Ce colloque, organisé conjointement par l’Association pour la recherche qualitative (ARQ) et l’Observatoire Jeunes et société (OJS), sera l’occasion de faire le point sur les enjeux méthodologiques et les défis de la recherche auprès des jeunes. Portant sur une variété de projets de recherche auprès des jeunes, les communications aborderont divers enjeux transversaux :
– Les relations entre les chercheurs et les jeunes (comment établir une relation de confiance ? Y a-t-il des a priori réciproques à déconstruire?);
– La place que peut prendre le jeune dans la recherche (quels rôles peut-il occuper dans la conception du projet? Dans la collecte? Dans les analyses?);
– Les dynamiques particulières soulevées par la recherche partenariale sur les jeunes lorsqu’elle inclut aussi des intervenants du milieu communautaire ou de l’action publique;
– Les dispositifs d’enquête (quels moyens méthodologiques permettent de rejoindre les jeunes et de susciter leur implication? Quels objets d’étude sont les mieux servis par des méthodes participatives?);
– L’échantillonnage (quels modes de recrutement permettent de tenir compte et de mettre en valeur la diversité des jeunes? Comment rejoindre ceux qui sont marginalisés?);
– Les enjeux éthiques de la participation active des jeunes;
– Le transfert des connaissances (quels sont les moyens pour communiquer les connaissances non seulement aux intervenants, mais aussi aux jeunes eux-mêmes?).

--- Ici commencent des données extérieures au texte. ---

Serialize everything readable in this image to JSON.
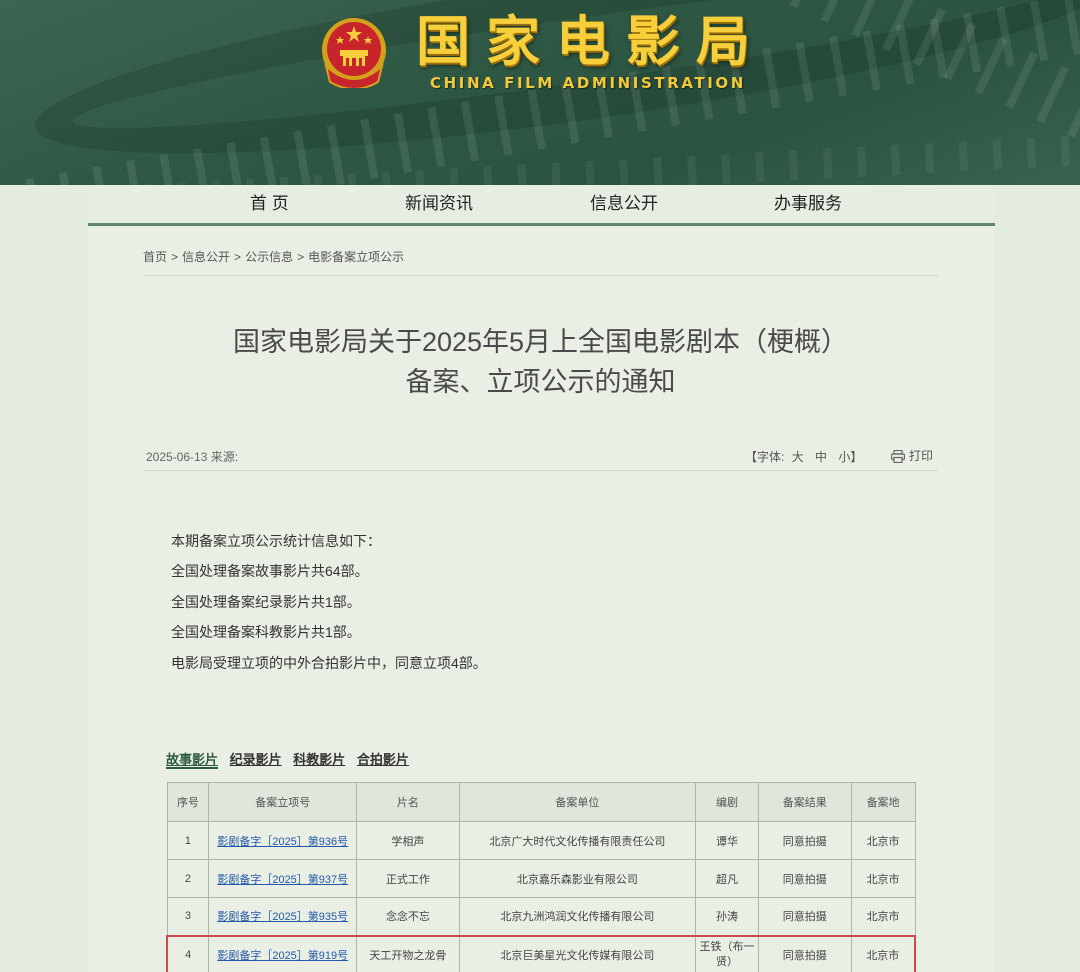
{
  "header": {
    "logo_cn": "国家电影局",
    "logo_en": "CHINA FILM ADMINISTRATION"
  },
  "nav": {
    "items": [
      {
        "label": "首 页"
      },
      {
        "label": "新闻资讯"
      },
      {
        "label": "信息公开"
      },
      {
        "label": "办事服务"
      }
    ]
  },
  "breadcrumb": {
    "items": [
      "首页",
      "信息公开",
      "公示信息",
      "电影备案立项公示"
    ],
    "separator": ">"
  },
  "article": {
    "title_line1": "国家电影局关于2025年5月上全国电影剧本（梗概）",
    "title_line2": "备案、立项公示的通知",
    "date": "2025-06-13",
    "source_label": "来源:",
    "font_label": "【字体:",
    "font_large": "大",
    "font_medium": "中",
    "font_small": "小】",
    "print_label": "打印",
    "stats": [
      "本期备案立项公示统计信息如下：",
      "全国处理备案故事影片共64部。",
      "全国处理备案纪录影片共1部。",
      "全国处理备案科教影片共1部。",
      "电影局受理立项的中外合拍影片中，同意立项4部。"
    ]
  },
  "tabs": [
    {
      "label": "故事影片",
      "active": true
    },
    {
      "label": "纪录影片",
      "active": false
    },
    {
      "label": "科教影片",
      "active": false
    },
    {
      "label": "合拍影片",
      "active": false
    }
  ],
  "table": {
    "headers": [
      "序号",
      "备案立项号",
      "片名",
      "备案单位",
      "编剧",
      "备案结果",
      "备案地"
    ],
    "rows": [
      {
        "no": "1",
        "id": "影剧备字［2025］第936号",
        "title": "学相声",
        "unit": "北京广大时代文化传播有限责任公司",
        "writer": "谭华",
        "result": "同意拍摄",
        "place": "北京市"
      },
      {
        "no": "2",
        "id": "影剧备字［2025］第937号",
        "title": "正式工作",
        "unit": "北京嘉乐森影业有限公司",
        "writer": "超凡",
        "result": "同意拍摄",
        "place": "北京市"
      },
      {
        "no": "3",
        "id": "影剧备字［2025］第935号",
        "title": "念念不忘",
        "unit": "北京九洲鸿润文化传播有限公司",
        "writer": "孙涛",
        "result": "同意拍摄",
        "place": "北京市"
      },
      {
        "no": "4",
        "id": "影剧备字［2025］第919号",
        "title": "天工开物之龙骨",
        "unit": "北京巨美星光文化传媒有限公司",
        "writer": "王铁（布一贤）",
        "result": "同意拍摄",
        "place": "北京市"
      }
    ]
  },
  "colors": {
    "header_green": "#2f5844",
    "logo_gold": "#f6cf3a",
    "nav_underline": "#5f8571",
    "link_blue": "#2459a6",
    "highlight_red": "#d0474c"
  }
}
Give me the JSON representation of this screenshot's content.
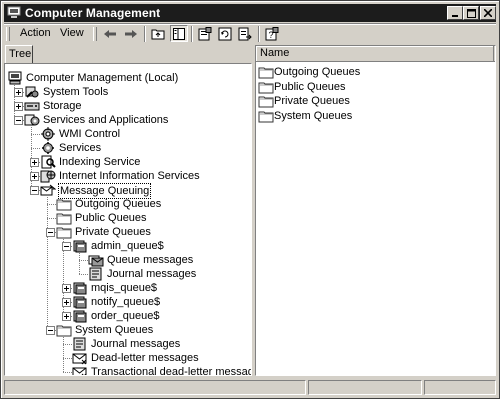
{
  "window": {
    "title": "Computer Management"
  },
  "menu": {
    "action": "Action",
    "view": "View"
  },
  "left_pane": {
    "tab_label": "Tree"
  },
  "right_pane": {
    "column_name": "Name"
  },
  "tree": [
    {
      "label": "Computer Management (Local)",
      "icon": "computer-icon"
    },
    {
      "label": "System Tools",
      "icon": "tools-icon"
    },
    {
      "label": "Storage",
      "icon": "storage-icon"
    },
    {
      "label": "Services and Applications",
      "icon": "services-icon"
    },
    {
      "label": "WMI Control",
      "icon": "wmi-icon"
    },
    {
      "label": "Services",
      "icon": "gear-icon"
    },
    {
      "label": "Indexing Service",
      "icon": "indexing-icon"
    },
    {
      "label": "Internet Information Services",
      "icon": "iis-icon"
    },
    {
      "label": "Message Queuing",
      "icon": "message-queuing-icon"
    },
    {
      "label": "Outgoing Queues",
      "icon": "folder-icon"
    },
    {
      "label": "Public Queues",
      "icon": "folder-icon"
    },
    {
      "label": "Private Queues",
      "icon": "folder-icon"
    },
    {
      "label": "admin_queue$",
      "icon": "queue-icon"
    },
    {
      "label": "Queue messages",
      "icon": "queue-messages-icon"
    },
    {
      "label": "Journal messages",
      "icon": "journal-icon"
    },
    {
      "label": "mqis_queue$",
      "icon": "queue-icon"
    },
    {
      "label": "notify_queue$",
      "icon": "queue-icon"
    },
    {
      "label": "order_queue$",
      "icon": "queue-icon"
    },
    {
      "label": "System Queues",
      "icon": "folder-icon"
    },
    {
      "label": "Journal messages",
      "icon": "journal-icon"
    },
    {
      "label": "Dead-letter messages",
      "icon": "dead-letter-icon"
    },
    {
      "label": "Transactional dead-letter messages",
      "icon": "dead-letter-icon"
    }
  ],
  "list": [
    {
      "label": "Outgoing Queues",
      "icon": "folder-icon"
    },
    {
      "label": "Public Queues",
      "icon": "folder-icon"
    },
    {
      "label": "Private Queues",
      "icon": "folder-icon"
    },
    {
      "label": "System Queues",
      "icon": "folder-icon"
    }
  ]
}
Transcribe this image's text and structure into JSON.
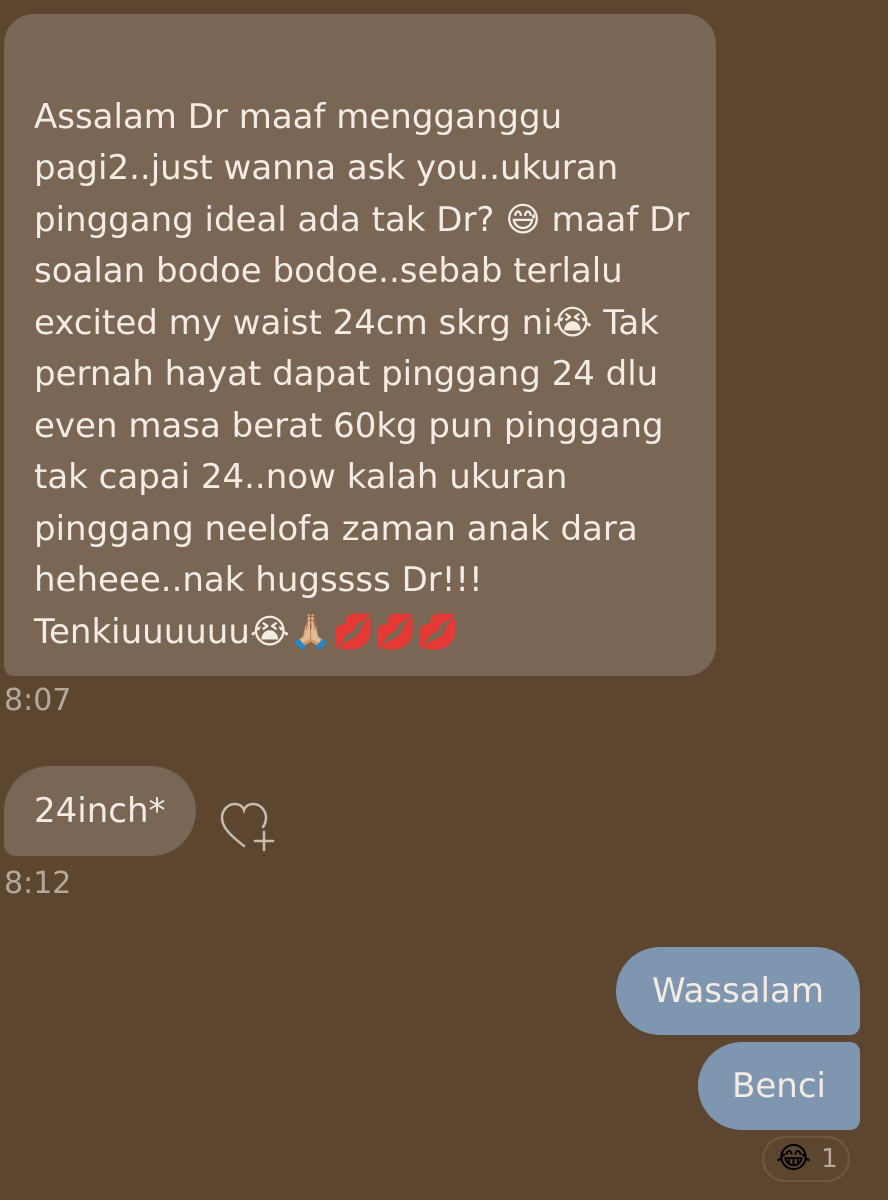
{
  "messages": [
    {
      "text": "Assalam Dr maaf mengganggu pagi2..just wanna ask you..ukuran pinggang ideal ada tak Dr? 😅 maaf Dr soalan bodoe bodoe..sebab terlalu excited my waist 24cm skrg ni😭 Tak pernah hayat dapat pinggang 24 dlu even masa berat 60kg pun pinggang tak capai 24..now kalah ukuran pinggang neelofa zaman anak dara heheee..nak hugssss Dr!!! Tenkiuuuuuu😭🙏🏼💋💋💋",
      "time": "8:07",
      "direction": "received"
    },
    {
      "text": "24inch*",
      "time": "8:12",
      "direction": "received"
    },
    {
      "text": "Wassalam",
      "direction": "sent"
    },
    {
      "text": "Benci",
      "direction": "sent",
      "reaction": {
        "emoji": "😂",
        "count": "1"
      }
    }
  ],
  "icons": {
    "react_button": "heart-plus-icon"
  },
  "colors": {
    "background": "#5d4630",
    "received_bubble": "#7a6655",
    "sent_bubble": "#7f96b0",
    "text": "#f4ebe2",
    "timestamp": "#b7a796"
  }
}
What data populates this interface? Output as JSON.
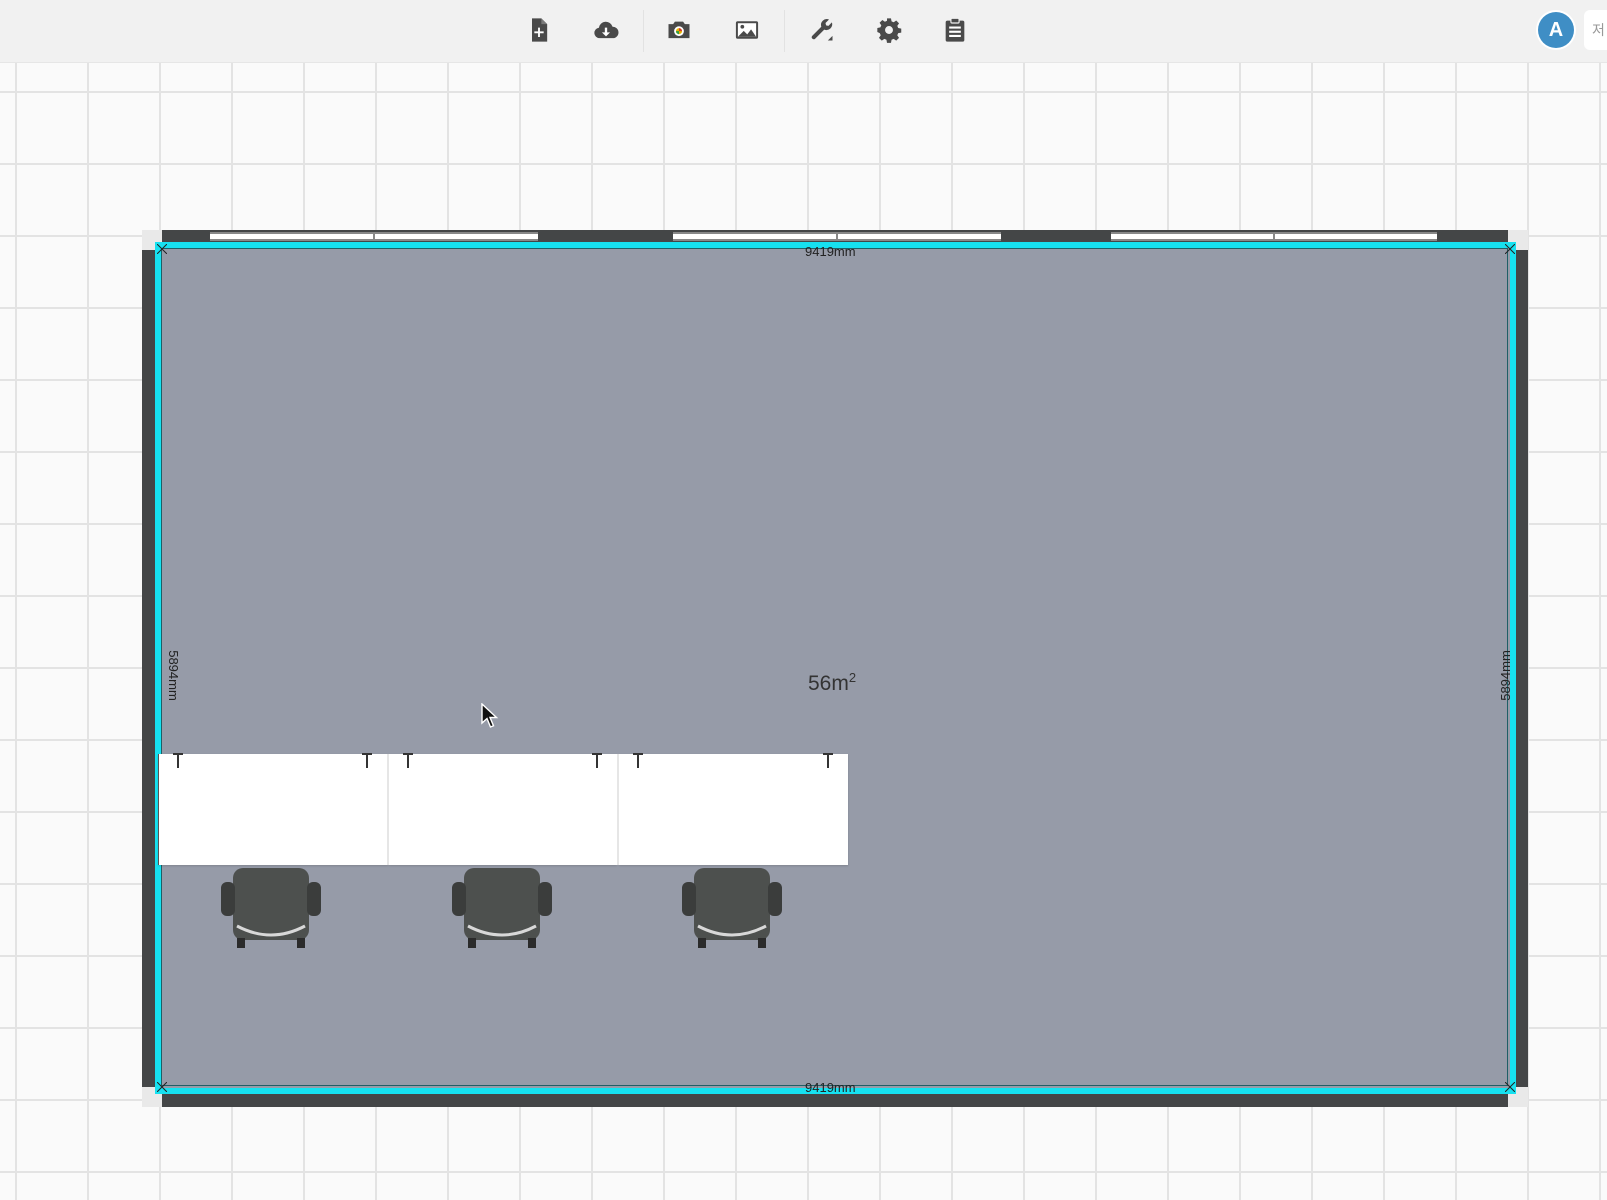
{
  "toolbar": {
    "items": [
      {
        "name": "new-document",
        "icon": "file-plus-icon"
      },
      {
        "name": "download-cloud",
        "icon": "cloud-download-icon"
      },
      {
        "name": "camera",
        "icon": "camera-icon"
      },
      {
        "name": "image",
        "icon": "image-icon"
      },
      {
        "name": "tools",
        "icon": "wrench-icon"
      },
      {
        "name": "settings",
        "icon": "gear-icon"
      },
      {
        "name": "clipboard",
        "icon": "clipboard-icon"
      }
    ],
    "icon_color": "#4a4a4a"
  },
  "user": {
    "avatar_letter": "A",
    "avatar_color": "#3f8ec5",
    "language_label": "저"
  },
  "room": {
    "area_value": "56m",
    "area_unit_sup": "2",
    "width_label_top": "9419mm",
    "width_label_bottom": "9419mm",
    "height_label_left": "5894mm",
    "height_label_right": "5894mm",
    "wall_color": "#444647",
    "floor_color": "#969ba8",
    "selection_color": "#16e1f0"
  },
  "furniture": {
    "desks": 3,
    "chairs": 3
  }
}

Ces diverses questions méthodologiques se posent avec acuité dans le cas de la recherche auprès des jeunes parce que ceux-ci sont diversifiés et sont, par définition, en constante évolution. En outre, les jeunes sont souvent peu écoutés des acteurs publics et médiatiques, et ce, d’autant plus que leur poids démographique diminue, notamment au Québec. La recherche véhicule donc une image de la jeunesse et ce colloque sera l’occasion de renouveler la réflexion sur les meilleures manières d’en rendre un portait juste et précis.